Source: Barry Bonds Is Shifting Gears”, Bonnie D. Ford, ESPN the Magazine (5/6/15)

TOB: I didn’t love this story – there is far too much discussion about Bonds’ connections to steroids and cycling’s doping problem – but one thing I really like about it is that it shows Bonds has more depth than the baseball media portrayed during his career. It reminds me of the article we featured last week ahead of the Mayweather/Pacquaio fight – how the sports media paints with a broad brush on who is “good” and “bad”. Bonds was “bad” because he wasn’t polite to the writers who covered him, and that is how most sports fans knew him. But as with everyone, there are shades of gray. Bonds has done a lot of great things that don’t get a lot of attention, like offering to pay for Bryan Stow’s children’s college education, and now supporting this women’s cycling team. I’ve always liked Bonds and thought he got a bad rap – it’s nice to see him get some positive attention, even if it’s 20 years late.


Manny Being Too Manly?

Pedro Martinez released an autobiography this week. He’s been making the media rounds, telling some stories; this one, about the 2004 Red Sox, is especially great. They called themselves “The Idiots” – and, really, it was hard to argue. But the team also was a lot of fun. Pedro writes that before playoff games the players would take a shot, suggested by a different player each game. When it was Manny’s turn, he suggested a shot of “Mama Juana” – gin, honey, wine, and medicine root. But Manny added his own twist – Viagra. Ellis Burks, who was on the team but not active, decided to give it a shot. As Pedro tells it:

“I say, ‘You know, this Mama Juana, if you drink it, you might get turned on.’ He said, ‘Oh, I’ll try it. I’ll try it. I’m not playing anyway.’ So he took it, it seemed like it worked. So everybody was coming up to him for a little shot.”

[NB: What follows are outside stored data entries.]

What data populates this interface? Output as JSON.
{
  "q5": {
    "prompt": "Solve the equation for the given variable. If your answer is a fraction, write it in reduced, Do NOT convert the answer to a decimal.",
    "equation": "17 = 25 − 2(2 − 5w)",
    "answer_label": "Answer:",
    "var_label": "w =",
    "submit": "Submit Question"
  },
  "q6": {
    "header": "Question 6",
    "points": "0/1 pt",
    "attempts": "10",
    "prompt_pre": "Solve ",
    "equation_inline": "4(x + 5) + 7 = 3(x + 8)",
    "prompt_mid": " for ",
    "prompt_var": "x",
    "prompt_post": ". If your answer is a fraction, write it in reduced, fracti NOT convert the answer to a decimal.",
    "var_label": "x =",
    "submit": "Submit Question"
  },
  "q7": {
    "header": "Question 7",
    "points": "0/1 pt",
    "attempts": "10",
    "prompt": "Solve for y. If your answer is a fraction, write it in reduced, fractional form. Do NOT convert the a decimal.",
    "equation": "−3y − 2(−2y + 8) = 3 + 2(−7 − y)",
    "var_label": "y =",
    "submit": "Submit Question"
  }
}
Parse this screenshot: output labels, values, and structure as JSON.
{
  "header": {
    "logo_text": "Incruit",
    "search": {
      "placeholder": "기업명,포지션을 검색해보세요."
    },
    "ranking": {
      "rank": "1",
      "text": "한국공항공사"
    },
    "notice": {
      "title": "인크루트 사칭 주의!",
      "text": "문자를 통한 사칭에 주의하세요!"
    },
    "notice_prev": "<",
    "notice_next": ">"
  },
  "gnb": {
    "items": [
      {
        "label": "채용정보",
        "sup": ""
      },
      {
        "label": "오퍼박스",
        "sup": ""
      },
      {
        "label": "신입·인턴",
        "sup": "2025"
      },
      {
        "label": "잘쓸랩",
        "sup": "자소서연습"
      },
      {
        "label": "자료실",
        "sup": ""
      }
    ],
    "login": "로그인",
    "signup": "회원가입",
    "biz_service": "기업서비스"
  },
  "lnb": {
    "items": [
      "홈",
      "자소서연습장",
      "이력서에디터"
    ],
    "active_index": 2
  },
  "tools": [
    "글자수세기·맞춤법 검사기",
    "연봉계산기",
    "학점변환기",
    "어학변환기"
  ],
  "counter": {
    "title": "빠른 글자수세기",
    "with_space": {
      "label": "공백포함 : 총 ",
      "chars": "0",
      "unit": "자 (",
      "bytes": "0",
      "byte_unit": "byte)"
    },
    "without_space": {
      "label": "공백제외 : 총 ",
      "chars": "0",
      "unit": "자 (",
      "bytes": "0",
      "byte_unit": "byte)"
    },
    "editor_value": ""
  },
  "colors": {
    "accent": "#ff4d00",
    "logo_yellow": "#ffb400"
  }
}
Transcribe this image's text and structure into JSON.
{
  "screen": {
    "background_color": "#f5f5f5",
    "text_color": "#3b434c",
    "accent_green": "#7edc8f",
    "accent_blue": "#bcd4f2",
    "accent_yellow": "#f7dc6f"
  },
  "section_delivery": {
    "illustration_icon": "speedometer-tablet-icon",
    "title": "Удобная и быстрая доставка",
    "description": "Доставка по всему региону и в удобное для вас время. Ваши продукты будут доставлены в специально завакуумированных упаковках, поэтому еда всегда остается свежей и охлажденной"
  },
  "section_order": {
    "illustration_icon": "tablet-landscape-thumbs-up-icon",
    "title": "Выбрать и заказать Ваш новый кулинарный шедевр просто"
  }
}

Watch Pedro tell it himself here.- TOB

Source: Manny Ramirez Gave Ellis Burks a Boner”, Barry Petchesky, Deadspin (05/06/2015)

PAL: Two things: (1) Pedro Martinez, a head-hunter loathed by many (and one of the best 10 pitchers in the history of the game), is going to age very gracefully and become MLB’s cool uncle who’s full of wisdom. His stock will only go up in retirement, and he’ll become baseball’s better version of Charles Barkley. (2) Baseball players are a bunch of grown-ass men acting like fifteen year-olds, and sometime that’s really funny. This is one of those times.


Video of the Week:


PAL’s song of the week: Hey Now Baby” – Professor Longhair. The version on Alligator has the crackly recording, and the vocals are perfect.

Also, with permission from Ryan Rowe Productions, here is the “Walk Up Songs” playlist you’ve been waiting for. What song would want playing when you walk up to home plate to hit a home run?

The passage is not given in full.